Local News
Assistant superintendent says all cutting will be done via computer simulation
Marc Valero | Highlands Today
Published: June 20, 2012
SEBRING - To dissect an earthworm, frog or any other specimen next school year, students won't need forceps, scalpels or probes.Published: June 20, 2012
Instead, they will be manipulating a mouse on a computer to perform virtual dissections.
Despite opposition from a couple of school board members and some teachers, Assistant Superintendent of Curriculum/Instruction Rebecca Fleck is sticking by her decision against hands-on dissections next year.
To save money, the district will use a grant that will provide, at no cost, virtual resources and training for virtual dissections, she said.
But the grant requires a promise of no real dissections, according to Secondary Programs Director Ruth Heckman.
At Monday's meeting, school board member Donna Howerton said she received more phone calls about the decision to end hands-on dissections in favor of virtual dissections.
She asked what action has been taken on the issue.
Schools Superintendent Wally Cox said he was unaware of any changes.
Assistant Superintendent Rebecca Fleck said the district will only be doing virtual dissections as planned.
"You have to pay attention to the time allotted to teach the standards that you are required to teach, and you also have to think in terms of what is the best learning experience for students," she said.
Research has shown that virtual dissection is just as good, if not a better, learning experience than hands-on dissection, she said. When a group of students is dissecting something, one error destroys the whole experience. If a student is absent that day, he or she has lost the opportunity.
Virtual dissection is being used in more and more high schools and universities across the U.S., she said.
Board Chairman J. Ned Hancock said teachers have told him they want to do different things that excite and engage students and make them want to learn.
"It would be a shame to say we are not going to allow this (hands-on dissections) to happen in our schools," he said. "I think we offer a very diverse group of students very diverse opportunities. I just don't understand why we make the blanket decision 'nobody can do it.'"
Fleck said there had been ongoing discussion on the issue among science resource teacher Dorothea Strickland and science teachers.
Lake Placid High biology teacher David Irwin said Tuesday the policy change came as a surprise
"As the biology teachers, we were end-arounded by this; nobody ever mentioned anything to us; never got any input from us; never even said anything until they just told us, 'You can't do dissections anymore,'" he said.
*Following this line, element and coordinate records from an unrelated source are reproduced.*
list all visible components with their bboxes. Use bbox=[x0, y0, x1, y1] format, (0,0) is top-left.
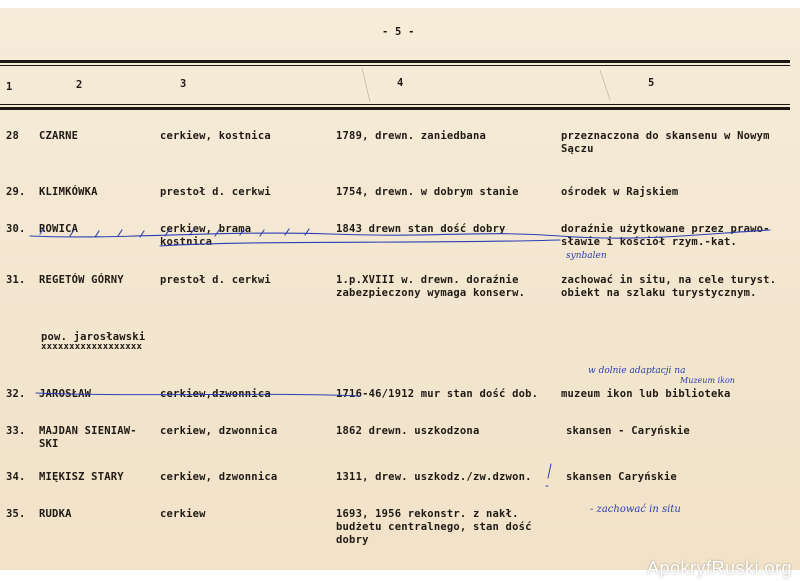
faint-fold-marks bbox=[362, 68, 610, 102]
place-name: MIĘKISZ STARY bbox=[39, 471, 124, 483]
object-type: cerkiew,dzwonnica bbox=[160, 388, 271, 400]
place-name: REGETÓW GÓRNY bbox=[39, 274, 124, 286]
object-type: cerkiew bbox=[160, 508, 206, 520]
district-underline: xxxxxxxxxxxxxxxxxx bbox=[41, 342, 143, 352]
description: 1.p.XVIII w. drewn. doraźnie zabezpieczony wymaga konserw. bbox=[336, 274, 526, 299]
object-type: cerkiew, brama kostnica bbox=[160, 223, 252, 248]
row-number: 33. bbox=[6, 425, 26, 437]
row-number: 35. bbox=[6, 508, 26, 520]
place-name: CZARNE bbox=[39, 130, 79, 142]
strike-through-row-30 bbox=[30, 228, 770, 246]
place-name: RUDKA bbox=[39, 508, 72, 520]
col-header-4: 4 bbox=[397, 77, 404, 89]
description: 1716-46/1912 mur stan dość dob. bbox=[336, 388, 539, 400]
handwritten-note: synbalen bbox=[566, 251, 607, 261]
place-name: ROWICA bbox=[39, 223, 79, 235]
object-type: prestoł d. cerkwi bbox=[160, 186, 271, 198]
row-number: 29. bbox=[6, 186, 26, 198]
col-header-3: 3 bbox=[180, 78, 187, 90]
row-number: 31. bbox=[6, 274, 26, 286]
description: 1862 drewn. uszkodzona bbox=[336, 425, 480, 437]
purpose: muzeum ikon lub biblioteka bbox=[561, 388, 731, 400]
description: 1754, drewn. w dobrym stanie bbox=[336, 186, 519, 198]
row-number: 34. bbox=[6, 471, 26, 483]
object-type: cerkiew, kostnica bbox=[160, 130, 271, 142]
purpose: doraźnie użytkowane przez prawo- sławie i kościół rzym.-kat. bbox=[561, 223, 770, 248]
place-name: KLIMKÓWKA bbox=[39, 186, 98, 198]
description: 1311, drew. uszkodz./zw.dzwon. bbox=[336, 471, 532, 483]
page-number: - 5 - bbox=[382, 26, 415, 38]
purpose: skansen - Caryńskie bbox=[566, 425, 690, 437]
row-number: 30. bbox=[6, 223, 26, 235]
purpose: ośrodek w Rajskiem bbox=[561, 186, 679, 198]
description: 1843 drewn stan dość dobry bbox=[336, 223, 506, 235]
place-name: JAROSŁAW bbox=[39, 388, 92, 400]
watermark: ApokryfRuski.org bbox=[646, 558, 792, 578]
object-type: prestoł d. cerkwi bbox=[160, 274, 271, 286]
document-page bbox=[0, 8, 800, 570]
row-number: 28 bbox=[6, 130, 20, 142]
description: 1693, 1956 rekonstr. z nakł. budżetu centralnego, stan dość dobry bbox=[336, 508, 532, 546]
col-header-2: 2 bbox=[76, 79, 83, 91]
purpose: skansen Caryńskie bbox=[566, 471, 677, 483]
object-type: cerkiew, dzwonnica bbox=[160, 425, 278, 437]
object-type: cerkiew, dzwonnica bbox=[160, 471, 278, 483]
purpose: przeznaczona do skansenu w Nowym Sączu bbox=[561, 130, 770, 155]
strike-through-row-32 bbox=[36, 393, 360, 396]
handwritten-note: Muzeum ikon bbox=[680, 376, 735, 385]
check-mark-row-34 bbox=[546, 464, 551, 486]
row-number: 32. bbox=[6, 388, 26, 400]
description: 1789, drewn. zaniedbana bbox=[336, 130, 486, 142]
handwritten-note: - zachować in situ bbox=[590, 504, 681, 515]
col-header-1: 1 bbox=[6, 81, 13, 93]
pen-marks bbox=[0, 8, 800, 570]
handwritten-note: w dolnie adaptacji na bbox=[588, 366, 686, 376]
purpose: zachować in situ, na cele turyst. obiekt na szlaku turystycznym. bbox=[561, 274, 777, 299]
district-heading: pow. jarosławski bbox=[41, 331, 146, 343]
place-name: MAJDAN SIENIAW- SKI bbox=[39, 425, 137, 450]
col-header-5: 5 bbox=[648, 77, 655, 89]
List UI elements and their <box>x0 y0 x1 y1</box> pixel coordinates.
Teachers try to show students the relevance of what they are learning, Irwin said. The best examples of relevance are hands-on activities and real-world applications, and that is what officials have pulled out of classrooms.
After dissecting earthworms and frogs, students work with a fetal pig, which is similar to the human body, he said. All the organs are the same with the same relative proportion to each other. It is as close to looking at the inside of a mammal as most kids will ever get.
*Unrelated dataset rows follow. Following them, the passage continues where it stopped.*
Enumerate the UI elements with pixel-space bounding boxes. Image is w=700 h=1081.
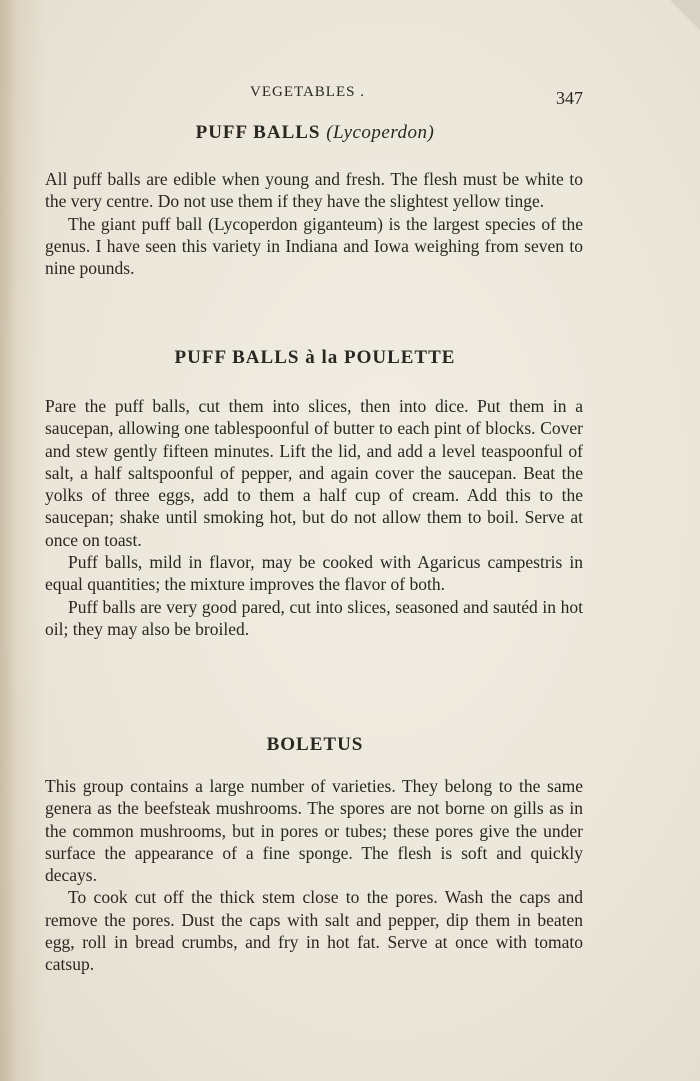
section-heading-puff-balls-poulette [0,347,630,369]
heading-title: PUFF BALLS [195,122,321,143]
paragraph: Pare the puff balls, cut them into slices, then into dice. Put them in a saucepan, allowing one tablespoonful of butter to each pint of blocks. Cover and stew gently fifteen minutes. Lift the lid, and add a level teaspoonful of salt, a half saltspoonful of pepper, and again cover the saucepan. Beat the yolks of three eggs, add to them a half cup of cream. Add this to the saucepan; shake until smoking hot, but do not allow them to boil. Serve at once on toast. [45,396,583,550]
paragraph: Puff balls, mild in flavor, may be cooked with Agaricus campestris in equal quantities; the mixture improves the flavor of both. [45,552,583,595]
running-head: VEGETABLES . [250,84,365,100]
section-heading-puff-balls [0,122,630,144]
section-heading-boletus [0,734,630,756]
heading-subtitle: (Lycoperdon) [326,122,435,143]
page-number: 347 [556,88,583,108]
page-corner [670,0,700,30]
section-body-puff-balls [45,168,583,279]
paragraph: This group contains a large number of varieties. They belong to the same genera as the beefsteak mushrooms. The spores are not borne on gills as in the common mushrooms, but in pores or tubes; these pores give the under surface the appearance of a fine sponge. The flesh is soft and quickly decays. [45,776,583,886]
paragraph: To cook cut off the thick stem close to the pores. Wash the caps and remove the pores. Dust the caps with salt and pepper, dip them in beaten egg, roll in bread crumbs, and fry in hot fat. Serve at once with tomato catsup. [45,887,583,975]
heading-title: BOLETUS [266,734,364,755]
paragraph: Puff balls are very good pared, cut into slices, seasoned and sautéd in hot oil; they may also be broiled. [45,596,583,639]
heading-title: PUFF BALLS à la POULETTE [174,347,456,368]
paragraph: All puff balls are edible when young and fresh. The flesh must be white to the very centre. Do not use them if they have the slightest yellow tinge. [45,169,583,212]
paragraph: The giant puff ball (Lycoperdon giganteum) is the largest species of the genus. I have seen this variety in Indiana and Iowa weighing from seven to nine pounds. [45,213,583,279]
section-body-boletus [45,775,583,976]
section-body-puff-balls-poulette [45,395,583,640]
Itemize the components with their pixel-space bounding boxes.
It is not as expensive to get specimens as everybody thinks, Irwin said.
"If you are thinking about going into the medical field, if you don't figure out early that you don't know how to do this or you can't handle it, you have wasted a bunch of time and money in school," he said.
"There is nobody in the medical community that agrees with it because it is one of the prime things that you have to know how to do."
Avon Park High biology teacher Jenna Hancock (no relation to Ned) said kids love hands-on dissections.
"We do a lot of stuff with computers in biology now; they grow bored of the computers," she said. "We really have to vary it and can't do everything on a computer or else they are going to get sick of it."
She used to have her students do a virtual dissection first so they had an idea of what they were supposed to do before actually cutting on a real specimen, Hancock said.
Her students probably won't be as excited about virtual dissections as they were with the real animals, she said.
"It's kind of a pity in my opinion; I know my colleagues would agree with me in that statement," Hancock said. "We would really enjoy continuing to dissect real specimens.
"I hope that they will think about what they are trying to make us do and maybe change their minds. I am really glad that Mr. Hancock has taken a stance on this because I think it is worth looking at again."